コンソールの整形 (サブシステムロギング)

コンソールフォーマッタは TTY を認識 し、一貫した接頭辞(プレフィックス)付きの行を出力します。サブシステムロガーにより、出力がグループ化され、内容を素早く把握できるようになっています。 主な挙動:
  • サブシステム接頭辞: すべての行に [gateway], [canvas], [tailscale] などの接頭辞が付与されます。
  • 色分け: サブシステムごとに固定の色(サブシステムカラー)とログレベルによる色分けが適用されます。
  • 環境に応じた色出力: 出力先が TTY であるか、リッチなターミナル環境(TERM, COLORTERM, TERM_PROGRAM 等)である場合に色を付けます。NO_COLOR 設定も尊重されます。
  • 接頭辞の短縮: 先頭の gateway/channels/ を省略し、末尾の 2 セグメントのみを保持します(例: whatsapp/outbound)。
  • 構造化ログ: サブシステムごとのロガーが、自動接頭辞と構造化フィールド { subsystem } を付加します。
  • logRaw(): QR コードや特定の UX 出力のために、接頭辞や整形を行わずに出力します。
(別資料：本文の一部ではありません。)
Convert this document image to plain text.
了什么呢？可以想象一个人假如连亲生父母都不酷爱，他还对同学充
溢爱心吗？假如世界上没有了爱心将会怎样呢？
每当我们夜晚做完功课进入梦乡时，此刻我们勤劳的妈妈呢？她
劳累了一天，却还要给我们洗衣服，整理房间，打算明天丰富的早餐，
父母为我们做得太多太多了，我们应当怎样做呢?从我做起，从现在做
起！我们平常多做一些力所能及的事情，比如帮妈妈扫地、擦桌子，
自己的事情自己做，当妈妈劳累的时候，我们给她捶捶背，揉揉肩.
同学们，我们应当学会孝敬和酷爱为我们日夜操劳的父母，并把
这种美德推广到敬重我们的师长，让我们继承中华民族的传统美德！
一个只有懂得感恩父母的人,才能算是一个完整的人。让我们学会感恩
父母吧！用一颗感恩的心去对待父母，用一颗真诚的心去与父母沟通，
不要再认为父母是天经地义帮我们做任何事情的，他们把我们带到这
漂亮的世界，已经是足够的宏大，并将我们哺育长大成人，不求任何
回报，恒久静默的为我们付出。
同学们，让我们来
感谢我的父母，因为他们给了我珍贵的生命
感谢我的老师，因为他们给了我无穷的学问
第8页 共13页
  • コンソールスタイル: pretty, compact, json から選択可能です。
  • 独立したログレベル: ファイルログのレベルとは別に設定可能です(logging.leveldebug/trace であれば、ファイル側にはすべての詳細が記録されます)。
  • WhatsApp のメッセージ本文: debug レベルで記録されます(確認するには --verbose が必要です)。
これにより、既存のファイルログの安定性を保ちつつ、対話型の出力をスキャン(拾い読み)しやすいものにしています。